OFFICE OF PUBLIC AFFAIRS, REGION I

475 Allendale Road, King of Prussia, Pa. 19406


No. I-00-65 August 31, 2000
CONTACT: Diane Screnci, (610)337-5330/ e-mail: dps@nrc.gov
Neil A. Sheehan, (610)337-5331/e-mail: nas@nrc.gov

NRC ISSUES INDIAN POINT 2 STEAM GENERATOR INSPECTION REPORT

The Nuclear Regulatory Commission has issued a report to Consolidated Edison Company of New York detailing the findings of a special inspection that reviewed the cause of the February 15th steam generator tube failure at the Indian Point 2 nuclear power plant.

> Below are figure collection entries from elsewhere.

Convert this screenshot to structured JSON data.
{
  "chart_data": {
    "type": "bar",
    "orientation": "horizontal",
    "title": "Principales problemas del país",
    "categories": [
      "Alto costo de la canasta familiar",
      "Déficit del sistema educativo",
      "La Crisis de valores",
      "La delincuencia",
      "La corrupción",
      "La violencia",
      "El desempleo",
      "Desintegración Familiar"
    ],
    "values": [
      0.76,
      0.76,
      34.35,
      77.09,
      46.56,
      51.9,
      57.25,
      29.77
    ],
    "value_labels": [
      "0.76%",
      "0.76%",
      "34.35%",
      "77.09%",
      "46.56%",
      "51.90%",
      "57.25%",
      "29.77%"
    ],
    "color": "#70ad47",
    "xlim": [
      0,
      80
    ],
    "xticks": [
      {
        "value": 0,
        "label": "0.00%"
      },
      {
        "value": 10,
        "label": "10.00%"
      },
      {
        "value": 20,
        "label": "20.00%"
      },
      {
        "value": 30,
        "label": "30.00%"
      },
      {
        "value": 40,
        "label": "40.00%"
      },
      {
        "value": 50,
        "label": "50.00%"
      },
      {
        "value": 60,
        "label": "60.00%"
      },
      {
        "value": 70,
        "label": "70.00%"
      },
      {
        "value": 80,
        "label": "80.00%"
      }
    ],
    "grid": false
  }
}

The team inspection was conducted from March 7 through July 20 at the Buchanan, N.Y., facility and focused on Con Ed's performance during its 1997 inspection of the plant's four steam generators.

The NRC team has preliminarily concluded that the overall direction and execution of the 1997 steam generator in-service examinations were deficient in several respects. Deficiencies in the steam generator inspection program resulted in the company's failure to adequately account for conditions which adversely affected the detectability of, and increased the susceptibility to, tube flaws. The team concluded that these failures resulted in tubes with flaws being left in service following the 1997 inspection.

Under the NRC's revised reactor oversight process, the agency assesses the inspection findings and characterizes their risk significance by color, specifically green, white, yellow or red. (A green finding results in normal NRC oversight, while white, yellow, or red assessments are considered progressively more serious and receive commensurately greater oversight.) That process assessed the potential impact of running the plant for an operating cycle with the steam generators in a degraded condition. The NRC determined the issue to be of potentially high risk significance. As such, the staff has preliminarily characterized the findings as "red."

While the NRC staff has identified these areas of concern, it is important to note that a review of the February 15th event by an NRC Augmented Inspection Team (AIT) earlier this year found that the plant's licensed operators appropriately responded to the situation, that plant equipment performed as expected and that there were no public health and safety consequences associated with the event itself.

The NRC will meet with Con Ed at a Regulatory Conference, tentatively scheduled for September 26, to discuss the finding. At the conference, which will be held in the NRC's Region I office in King of Prussia, Pa., Con Ed will have an opportunity to provide NRC staff with additional information, including its position on the significance of the issues discussed in the report. This information will be used by the NRC in determining its final characterization of the issues.